As the world gets closer to a consensus that we need to slash CO2 emissions, a debate is raging over whether we can achieve the required cuts by scaling up existing technologies or whether we need "transformational" scientific breakthroughs. The Intergovernmental Panel on Climate Change, which assesses the causes, magnitude and impacts of global warming, said in 2007 that "currently available" technologies and those on the cusp of commercialization can bring enough zero-carbon energy online to avoid catastrophic climate change. And I regularly get reports from renewable-energy and environmental groups arguing that off-the-shelf technologies, fully deployed, can get us there. In the opposite corner is the Department of Energy, which in December concluded that we need breakthroughs in physics and chemistry that are "beyond our present reach" to, for instance, triple the efficiency of solar panels; DOE secretary Steven Chu has said we need Nobel caliber breakthroughs.
That is also the view of energy chemist Nate Lewis of the California Institute of Technology. "It's not true that all the technologies are available and we just need the political will to deploy them," he says. "My concern, and that of most scientists working on energy, is that we are not anywhere close to where we need to be. We are too focused on cutting emissions 20 percent by 2020—but you can always shave 20 percent off" through, say, efficiency and conservation. By focusing on easy, near-term cuts, we may miss the boat on what's needed by 2050, when CO2 emissions will have to be 80 percent below today's to keep atmospheric levels no higher than 450 parts per million. (We're now at 386 ppm, compared with 280 before the Industrial Revolution.) That's 80 percent less emissions from much greater use of energy.

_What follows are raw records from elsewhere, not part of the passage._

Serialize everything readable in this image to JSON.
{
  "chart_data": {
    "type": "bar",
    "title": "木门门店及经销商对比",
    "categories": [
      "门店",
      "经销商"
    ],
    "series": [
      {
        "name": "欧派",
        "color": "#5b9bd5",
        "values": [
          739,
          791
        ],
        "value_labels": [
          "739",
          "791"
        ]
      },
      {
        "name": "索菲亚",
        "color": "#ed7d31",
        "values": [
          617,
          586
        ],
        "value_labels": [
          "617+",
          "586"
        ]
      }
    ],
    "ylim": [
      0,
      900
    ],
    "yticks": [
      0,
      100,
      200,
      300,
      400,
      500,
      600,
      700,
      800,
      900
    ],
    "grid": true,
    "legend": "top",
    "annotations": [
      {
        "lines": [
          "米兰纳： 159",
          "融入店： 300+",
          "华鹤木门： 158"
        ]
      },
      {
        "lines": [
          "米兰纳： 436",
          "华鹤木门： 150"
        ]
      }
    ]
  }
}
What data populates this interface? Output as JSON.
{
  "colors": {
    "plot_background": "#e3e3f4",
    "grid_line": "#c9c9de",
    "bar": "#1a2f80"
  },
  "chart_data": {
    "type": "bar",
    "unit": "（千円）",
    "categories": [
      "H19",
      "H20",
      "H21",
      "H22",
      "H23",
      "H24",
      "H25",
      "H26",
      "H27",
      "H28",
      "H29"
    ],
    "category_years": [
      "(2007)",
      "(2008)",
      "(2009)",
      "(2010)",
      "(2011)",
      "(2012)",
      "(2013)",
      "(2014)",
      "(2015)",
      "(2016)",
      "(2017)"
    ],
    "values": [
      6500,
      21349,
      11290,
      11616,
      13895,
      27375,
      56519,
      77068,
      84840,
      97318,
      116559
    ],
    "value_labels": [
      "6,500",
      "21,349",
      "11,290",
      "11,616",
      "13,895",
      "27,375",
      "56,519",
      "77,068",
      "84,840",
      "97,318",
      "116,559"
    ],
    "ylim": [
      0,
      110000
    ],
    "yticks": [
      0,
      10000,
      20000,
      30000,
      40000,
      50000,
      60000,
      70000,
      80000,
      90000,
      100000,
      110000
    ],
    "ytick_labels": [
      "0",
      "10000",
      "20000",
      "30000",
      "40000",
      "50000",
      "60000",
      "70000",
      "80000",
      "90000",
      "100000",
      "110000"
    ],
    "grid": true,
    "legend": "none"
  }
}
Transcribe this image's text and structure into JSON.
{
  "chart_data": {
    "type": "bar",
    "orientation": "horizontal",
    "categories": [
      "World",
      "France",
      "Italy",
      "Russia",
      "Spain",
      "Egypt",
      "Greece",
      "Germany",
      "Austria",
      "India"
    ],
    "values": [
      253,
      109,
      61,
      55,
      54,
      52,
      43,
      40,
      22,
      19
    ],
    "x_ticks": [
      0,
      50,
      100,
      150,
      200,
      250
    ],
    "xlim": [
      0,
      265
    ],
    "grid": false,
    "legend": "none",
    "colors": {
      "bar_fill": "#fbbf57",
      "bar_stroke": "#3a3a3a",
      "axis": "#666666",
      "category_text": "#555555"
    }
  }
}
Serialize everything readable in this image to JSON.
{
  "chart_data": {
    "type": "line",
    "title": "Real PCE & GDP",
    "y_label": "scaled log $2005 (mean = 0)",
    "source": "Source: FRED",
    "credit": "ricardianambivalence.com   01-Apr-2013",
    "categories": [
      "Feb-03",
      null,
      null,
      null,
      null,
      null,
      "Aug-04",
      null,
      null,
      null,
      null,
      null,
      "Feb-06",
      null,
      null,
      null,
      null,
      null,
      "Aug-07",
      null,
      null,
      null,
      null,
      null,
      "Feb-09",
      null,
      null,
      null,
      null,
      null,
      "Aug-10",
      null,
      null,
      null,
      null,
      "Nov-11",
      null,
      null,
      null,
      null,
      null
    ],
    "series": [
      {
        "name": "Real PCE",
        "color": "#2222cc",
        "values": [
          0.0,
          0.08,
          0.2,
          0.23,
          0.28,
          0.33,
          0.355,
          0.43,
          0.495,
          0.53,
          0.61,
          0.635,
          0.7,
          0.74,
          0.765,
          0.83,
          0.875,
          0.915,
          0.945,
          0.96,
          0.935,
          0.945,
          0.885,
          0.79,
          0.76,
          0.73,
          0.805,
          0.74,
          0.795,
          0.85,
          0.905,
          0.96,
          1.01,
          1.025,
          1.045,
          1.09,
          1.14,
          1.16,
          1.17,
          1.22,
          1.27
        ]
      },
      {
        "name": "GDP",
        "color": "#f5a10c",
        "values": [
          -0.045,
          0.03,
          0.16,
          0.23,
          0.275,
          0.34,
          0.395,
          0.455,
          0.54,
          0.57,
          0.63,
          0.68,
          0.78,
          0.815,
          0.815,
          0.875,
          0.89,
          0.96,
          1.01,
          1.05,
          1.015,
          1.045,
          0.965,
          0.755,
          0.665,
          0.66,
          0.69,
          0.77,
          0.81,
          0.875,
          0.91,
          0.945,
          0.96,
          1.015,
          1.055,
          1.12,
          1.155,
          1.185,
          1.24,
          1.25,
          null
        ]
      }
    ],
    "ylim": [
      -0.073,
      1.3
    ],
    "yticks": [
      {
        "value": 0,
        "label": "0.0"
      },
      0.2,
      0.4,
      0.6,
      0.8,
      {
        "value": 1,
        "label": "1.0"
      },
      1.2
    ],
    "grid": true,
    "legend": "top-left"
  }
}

Lewis's numbers show the enormous challenge we face. The world used 14 trillion watts (14 terawatts) of power in 2006. Assuming minimal population growth (to 9 billion people), slow economic growth (1.6 percent a year, practically recession level) and—this is key—unprecedented energy efficiency (improvements of 500 percent relative to current U.S. levels, worldwide), it will use 28 terawatts in 2050. (In a business-as-usual scenario, we would need 45 terawatts.) Simple physics shows that in order to keep CO2 to 450 ppm, 26.5 of those terawatts must be zero-carbon. That's a lot of solar, wind, hydro, biofuels and nuclear, especially since renewables kicked in a measly 0.2 terawatts in 2006 and nuclear provided 0.9 terawatts. Are you a fan of nuclear? To get 10 terawatts, less than half of what we'll need in 2050, Lewis calculates, we'd have to build 10,000 reactors, or one every other day starting now. Do you like wind? If you use every single breeze that blows on land, you'll get 10 or 15 terawatts. Since it's impossible to capture all the wind, a more realistic number is 3 terawatts, or 1 million state-of-the art turbines, and even that requires storing the energy—something we don't know how to do—for when the wind doesn't blow. Solar? To get 10 terawatts by 2050, Lewis calculates, we'd need to cover 1 million roofs with panels every day from now until then. "It would take an army," he says. Obama promised green jobs, but still.